Le navire


 

Même si de grandes tendances se dégagent, le matériel naval employé diffère selon les ports. Ainsi il n'y a pas de navire de course type pour plusieurs raisons.

  • En temps de guerre c'était l'ensemble du territoire qui était mobilisé. On comprend donc que Marseille, Bordeaux, Saint-Malo ou Dunkerque aient développé des façons différentes d'appréhender la guerre de course.
  • La course elle même présentait des visages différents. En effet quoi de commun entre la petite course côtière et la véritable course d'escadre.
  • La guerre de course a traversé les siècles et il est normal que les bâtiments évoluent, ne serait ce que par le simple progrès technique.
  • Il parait donc plus pertinent de s'intéresser au matériel naval à travers l'exemple de Saint-malo, brillamment étudié par A.Lespagnol

 

Le bateau devait répondre à des impératifs techniques et géographiques


Le but de la course était de s'emparer par la force, ou par la menace de la force de navires ennemis. Cet objectif introduisait donc certaines contraintes :

Le navire devait être munis d'un armement conséquent en artillerie et en armes légères, avec poudre et munitions.

Il devait être rapide et pouvoir chasser et rattraper les navires marchands ennemis et éventuellement semer un vaisseau de guerre ennemi.

L'équipage devait être numériquement important pour pouvoir assurer un abordage de qualité et pouvoir assurer la prise de possession et la conduite à bon bord du navire capturé.

 

Entre reconversions et solutions nouvelles


La première des solutions utilisée par les négociants armateurs malouins fut la reconversion de certains de leurs navires utilisés jusque là dans des trafics marchands dont l'activité de la guerre remettait en cause. Certaines de ses frégates reconverties ont obtenus de brillants succès tel Le Grénédan (morutier de 300 tonneaux construit en 1682) qui permit au grand armateur malouin Noel Danycan d'enregistrer ses premiers succès.
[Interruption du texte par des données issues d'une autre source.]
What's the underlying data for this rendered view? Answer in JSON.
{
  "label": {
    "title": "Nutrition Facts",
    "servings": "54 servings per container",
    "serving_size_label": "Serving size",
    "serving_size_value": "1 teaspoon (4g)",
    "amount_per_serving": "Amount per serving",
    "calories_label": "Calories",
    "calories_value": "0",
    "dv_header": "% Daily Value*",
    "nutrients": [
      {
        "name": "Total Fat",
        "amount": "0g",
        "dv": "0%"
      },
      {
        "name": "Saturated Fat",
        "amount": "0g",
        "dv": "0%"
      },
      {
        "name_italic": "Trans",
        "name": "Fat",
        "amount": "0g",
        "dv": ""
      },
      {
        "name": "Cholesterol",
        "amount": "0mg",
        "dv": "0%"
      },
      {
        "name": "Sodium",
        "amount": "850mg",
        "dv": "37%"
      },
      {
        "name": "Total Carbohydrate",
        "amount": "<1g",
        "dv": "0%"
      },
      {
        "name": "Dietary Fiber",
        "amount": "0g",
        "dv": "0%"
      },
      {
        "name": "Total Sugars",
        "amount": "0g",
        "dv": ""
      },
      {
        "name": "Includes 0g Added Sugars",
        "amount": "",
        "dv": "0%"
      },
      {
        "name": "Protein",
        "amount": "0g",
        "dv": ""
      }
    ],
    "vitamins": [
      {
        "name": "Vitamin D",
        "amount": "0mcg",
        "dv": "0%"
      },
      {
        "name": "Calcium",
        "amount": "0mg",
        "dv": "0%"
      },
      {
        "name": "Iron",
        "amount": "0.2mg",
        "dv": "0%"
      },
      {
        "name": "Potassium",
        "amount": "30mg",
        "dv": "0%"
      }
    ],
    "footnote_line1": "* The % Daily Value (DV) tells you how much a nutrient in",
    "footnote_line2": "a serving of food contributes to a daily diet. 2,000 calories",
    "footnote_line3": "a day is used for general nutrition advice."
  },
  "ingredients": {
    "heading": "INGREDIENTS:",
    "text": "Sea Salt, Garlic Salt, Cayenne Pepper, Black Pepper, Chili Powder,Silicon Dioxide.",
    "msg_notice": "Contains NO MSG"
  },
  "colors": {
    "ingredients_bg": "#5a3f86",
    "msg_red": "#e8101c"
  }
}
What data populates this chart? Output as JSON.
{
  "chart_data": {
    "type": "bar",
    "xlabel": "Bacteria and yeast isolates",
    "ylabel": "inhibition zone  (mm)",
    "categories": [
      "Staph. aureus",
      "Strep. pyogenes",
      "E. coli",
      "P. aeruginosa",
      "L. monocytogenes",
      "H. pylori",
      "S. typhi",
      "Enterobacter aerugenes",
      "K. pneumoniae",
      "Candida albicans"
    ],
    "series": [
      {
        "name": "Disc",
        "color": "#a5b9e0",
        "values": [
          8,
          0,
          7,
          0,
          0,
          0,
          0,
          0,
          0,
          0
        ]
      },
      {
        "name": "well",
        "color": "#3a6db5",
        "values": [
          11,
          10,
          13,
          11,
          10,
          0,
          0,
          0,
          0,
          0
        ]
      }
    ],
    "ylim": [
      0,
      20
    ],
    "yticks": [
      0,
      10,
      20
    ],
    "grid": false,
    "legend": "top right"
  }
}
Cette reconversion semblaient d'autant plus facile que les navires étaient déjà munis d'une artillerie importante et qu'ils possédaient de réelles qualités voilières.

Bref cette solution était commode rapide et économique puisque la plupart des navires étaient déjà amortis.

Mais au fil du temps et des combats, ce modèle de reconversion montra des limites : la faiblesse de l'armement, le manque de vitesse et l'âge du bateau occasionnèrent de nombreuses pertes. La nécessité de développer un matériel naval spécifique devenait impérieuse pour s'adapter à la fois à la petite course côtière dans les eaux britanniques et à la grande course océanique.

La réponse à la nouvelle donne stratégico-navale fut graduée. Des bâtiments de faible tonnage (moins de 100 tonneaux) furent d'abord construits, puis des frégates légères de 120-180 tonneaux spécialement étudiés pour la course. Les frégates sont fines, maniables, capable de franchir des bas-fonds sans encombre, de prendre en chasse de lourds navires marchands et de s'enfuir comme elles sont venues au gré du vent...

Les armateurs malouins ont ensuite décidé de se lancer dans la construction aux prix d'efforts financiers considérables, de grosses frégates de 300 à 400 tonneaux munies de 30 à 50 canons. Cette nouvelle orientation répondaient à la volonté de se lancer notamment dans une course plus ambitieuse.

La course elle même a contribué a alimenter l'armement corsaire grâce aux prises réutilisées. En effet de nombreux corsaires et vaisseaux de guerre ennemis capturés furent réarmer, permettant ainsi aux armateurs de disposer d'un matériel de tout premier ordre et à moindre coût.

Mais cette solution ne pouvait être suffisante d'un point de vue quantitatif. Il restait alors une dernière solution aux armateurs pour développer leurs flottilles : solliciter le prêt de navires appartenant au Roy. Les avantages économiques qu'occasionnait étaient énormes dans la mesure où l'Etat prenait tout en charge. Ainsi le navire prêté était livré aux armateurs armés, carennés et apprêtés à l'appareillage. Le roi devait en échange sur le produit brut des prises (1/5 jusqu'au début du XVIIIème).

Les armateurs malouins ont donc eu recours à de nombreux expédients pour renouveler, développer et améliorer leur flottille. Cela témoigne de la vitalité et de la capacité de Saint-Malo qui prit sous Louis XIV le leadership de l'armement à la course.